I have a starter position and multiple cash-secured puts sold:

Sell $10 May cash-secured puts for a buck or more.

Sell $12.50 May cash-secured puts for $2.50 or more.

I like selling both of those as part of a scaling in strategy, especially if you don’t have a starter in AMTX yet. I am trying to get to a full position.

Heron Therapeutics (HRTX)

Heron focuses on pain management that does not use opioids. Their product ZYNRELEF is an extended-release pain killer that is gaining expanded indications at a rapid pace.

Currently, the global opioids market is about $25 billion per year with a low single-digit growth rate. About 70% of opioids are used for pain relief.

Opioid Use pie chart: 70% of opioids are used for pain relief.

Opioid Use (Grand View Research)

About $4 billion per year of opioids are being misused by patients and considered part of an Opioid Use Disorder. That is the immediate addressable market for Heron.

However, I think we should consider that the impact of addiction is potentially understated by the data. This could be why the Biden administration has taken a keen interest in combating opioid prescriptions in general.

I think Heron is going to be my next biotech 10-bagger following Exact Sciences (EXAS) which I chronicled over several years on MarketWatch and Seeking Alpha. I don’t say things like that lightly and you haven’t heard me push many biotech stocks the past few years.

Those of you who followed me on Exact understand my level of research and commitment. Take that for what it is worth; I’m putting my money where my keyboard is.

HRTX technical chart

HRTX (Kirk Spano via TradingView)

All of the money flow indicators have stopped falling and are teasing a rally. There was a bit of short covering in the middle of March. The stock is still subject to a solid week of potential short covering soon. There would be some resistance in the upper single-digits short-term. However, once it breaks out, it can hit the $20s pretty quick and could shoot to new highs with any institutional accumulation that triggered FOMO.

I have a 1/2 position and have sold:

$5 June cash-secured puts for 75¢.

I am actively looking for more opportunities to get this to a full 3-4% portfolio position and if it starts to run, I will trade it even longer.

Closing Thought

“Embrace the variance” is a phrase in the poker world. I’ve cashed a few professional poker tournaments and I try to keep it in mind. It means to just keep doing the right things despite the chance you might lose a hand to a random card.

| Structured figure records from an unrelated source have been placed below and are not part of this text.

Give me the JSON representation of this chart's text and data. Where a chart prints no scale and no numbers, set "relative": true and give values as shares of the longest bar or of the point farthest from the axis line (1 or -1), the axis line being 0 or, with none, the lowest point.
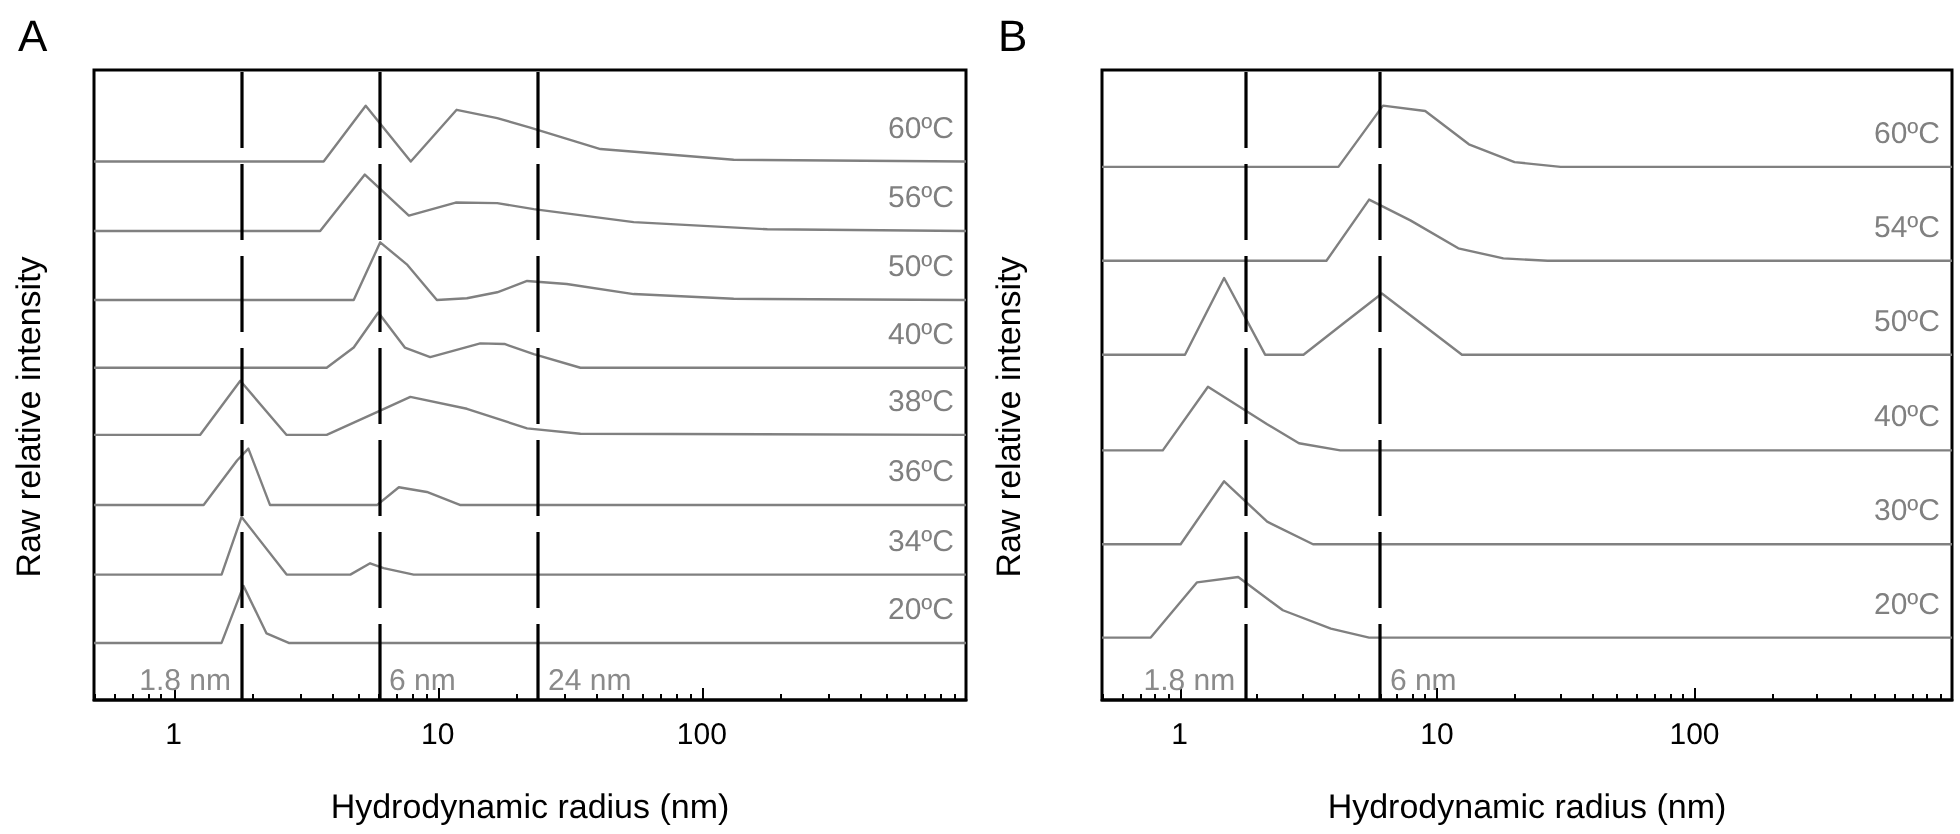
{
  "chart_data": [
    {
      "type": "line",
      "title": "A",
      "xlabel": "Hydrodynamic radius (nm)",
      "ylabel": "Raw relative intensity",
      "relative": true,
      "log": "x",
      "xlim": [
        0.5,
        1000
      ],
      "xticks": [
        1,
        10,
        100
      ],
      "grid": false,
      "legend": false,
      "marker": "none",
      "series": [
        {
          "name": "60ºC",
          "color": "#808080",
          "x": [
            0.5,
            3.7,
            5.34,
            7.91,
            11.8,
            16.8,
            22.4,
            41.3,
            132,
            1000
          ],
          "values": [
            0.906,
            0.906,
            1.0,
            0.906,
            0.993,
            0.979,
            0.963,
            0.927,
            0.909,
            0.906
          ]
        },
        {
          "name": "56ºC",
          "color": "#808080",
          "x": [
            0.5,
            3.59,
            5.3,
            7.78,
            11.7,
            16.8,
            23.1,
            55.2,
            177,
            1000
          ],
          "values": [
            0.789,
            0.789,
            0.884,
            0.815,
            0.837,
            0.836,
            0.826,
            0.804,
            0.792,
            0.789
          ]
        },
        {
          "name": "50ºC",
          "color": "#808080",
          "x": [
            0.5,
            4.81,
            6.06,
            7.64,
            9.93,
            12.9,
            16.8,
            21.8,
            30.8,
            55.2,
            132,
            1000
          ],
          "values": [
            0.673,
            0.673,
            0.77,
            0.733,
            0.673,
            0.676,
            0.686,
            0.705,
            0.7,
            0.683,
            0.675,
            0.673
          ]
        },
        {
          "name": "40ºC",
          "color": "#808080",
          "x": [
            0.5,
            3.8,
            4.81,
            5.96,
            7.51,
            9.37,
            14.5,
            17.9,
            23.1,
            34.7,
            1000
          ],
          "values": [
            0.559,
            0.559,
            0.593,
            0.652,
            0.593,
            0.577,
            0.6,
            0.599,
            0.582,
            0.559,
            0.559
          ]
        },
        {
          "name": "38ºC",
          "color": "#808080",
          "x": [
            0.5,
            1.26,
            1.79,
            2.68,
            3.8,
            6.06,
            7.88,
            12.9,
            21.8,
            34.7,
            1000
          ],
          "values": [
            0.446,
            0.446,
            0.537,
            0.446,
            0.446,
            0.487,
            0.51,
            0.49,
            0.457,
            0.448,
            0.446
          ]
        },
        {
          "name": "36ºC",
          "color": "#808080",
          "x": [
            0.5,
            1.3,
            1.74,
            1.92,
            2.32,
            5.89,
            7.13,
            9.1,
            12.2,
            1000
          ],
          "values": [
            0.328,
            0.328,
            0.403,
            0.423,
            0.328,
            0.328,
            0.358,
            0.35,
            0.328,
            0.328
          ]
        },
        {
          "name": "34ºC",
          "color": "#808080",
          "x": [
            0.5,
            1.52,
            1.81,
            2.68,
            4.67,
            5.55,
            6.24,
            8.11,
            1000
          ],
          "values": [
            0.211,
            0.211,
            0.308,
            0.211,
            0.211,
            0.23,
            0.222,
            0.211,
            0.211
          ]
        },
        {
          "name": "20ºC",
          "color": "#808080",
          "x": [
            0.5,
            1.52,
            1.84,
            2.25,
            2.73,
            1000
          ],
          "values": [
            0.096,
            0.096,
            0.192,
            0.112,
            0.096,
            0.096
          ]
        }
      ],
      "ref_lines": [
        {
          "axis": "x",
          "value": 1.8,
          "label": "1.8 nm",
          "color": "#000000",
          "line_style": "dashed"
        },
        {
          "axis": "x",
          "value": 6,
          "label": "6 nm",
          "color": "#000000",
          "line_style": "dashed"
        },
        {
          "axis": "x",
          "value": 24,
          "label": "24 nm",
          "color": "#000000",
          "line_style": "dashed"
        }
      ]
    },
    {
      "type": "line",
      "title": "B",
      "xlabel": "Hydrodynamic radius (nm)",
      "ylabel": "Raw relative intensity",
      "relative": true,
      "log": "x",
      "xlim": [
        0.5,
        1000
      ],
      "xticks": [
        1,
        10,
        100
      ],
      "grid": false,
      "legend": false,
      "marker": "none",
      "series": [
        {
          "name": "60ºC",
          "color": "#808080",
          "x": [
            0.5,
            4.14,
            6.17,
            9.0,
            13.3,
            20.0,
            30.2,
            1000
          ],
          "values": [
            0.897,
            0.897,
            1.0,
            0.991,
            0.935,
            0.905,
            0.897,
            0.897
          ]
        },
        {
          "name": "54ºC",
          "color": "#808080",
          "x": [
            0.5,
            3.72,
            5.45,
            7.88,
            12.1,
            18.1,
            26.9,
            1000
          ],
          "values": [
            0.739,
            0.739,
            0.842,
            0.807,
            0.76,
            0.743,
            0.739,
            0.739
          ]
        },
        {
          "name": "50ºC",
          "color": "#808080",
          "x": [
            0.5,
            1.05,
            1.49,
            2.15,
            3.03,
            4.34,
            6.11,
            12.5,
            1000
          ],
          "values": [
            0.581,
            0.581,
            0.71,
            0.581,
            0.581,
            0.634,
            0.684,
            0.581,
            0.581
          ]
        },
        {
          "name": "40ºC",
          "color": "#808080",
          "x": [
            0.5,
            0.861,
            1.29,
            2.19,
            2.91,
            4.21,
            1000
          ],
          "values": [
            0.42,
            0.42,
            0.527,
            0.464,
            0.432,
            0.42,
            0.42
          ]
        },
        {
          "name": "30ºC",
          "color": "#808080",
          "x": [
            0.5,
            1.01,
            1.49,
            2.19,
            3.3,
            1000
          ],
          "values": [
            0.262,
            0.262,
            0.368,
            0.3,
            0.262,
            0.262
          ]
        },
        {
          "name": "20ºC",
          "color": "#808080",
          "x": [
            0.5,
            0.773,
            1.17,
            1.69,
            2.52,
            3.87,
            5.45,
            1000
          ],
          "values": [
            0.105,
            0.105,
            0.198,
            0.207,
            0.151,
            0.12,
            0.105,
            0.105
          ]
        }
      ],
      "ref_lines": [
        {
          "axis": "x",
          "value": 1.8,
          "label": "1.8 nm",
          "color": "#000000",
          "line_style": "dashed"
        },
        {
          "axis": "x",
          "value": 6,
          "label": "6 nm",
          "color": "#000000",
          "line_style": "dashed"
        }
      ]
    }
  ]
}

For us as investors, we want to just keep doing the right things too. Most of the time it will work out. And, when it doesn’t, so long as we’re only down temporarily, it works out in the end.

We can’t be afraid of volatility if we are going to beat the markets. We need to use volatility to beat the markets.

I am willing to trade the pains (forget about the pleasures) of substantial short term variance in exchange for maximization of long term performance. However, I am not willing to incur risk of substantial permanent capital loss in seeking to better long term performance.

Warren Buffett

Selling cash-secured puts has been my best investment strategy for scaling into companies I think can be great investments for over 20 years now. Scale in slow and far apart. Embrace the variance.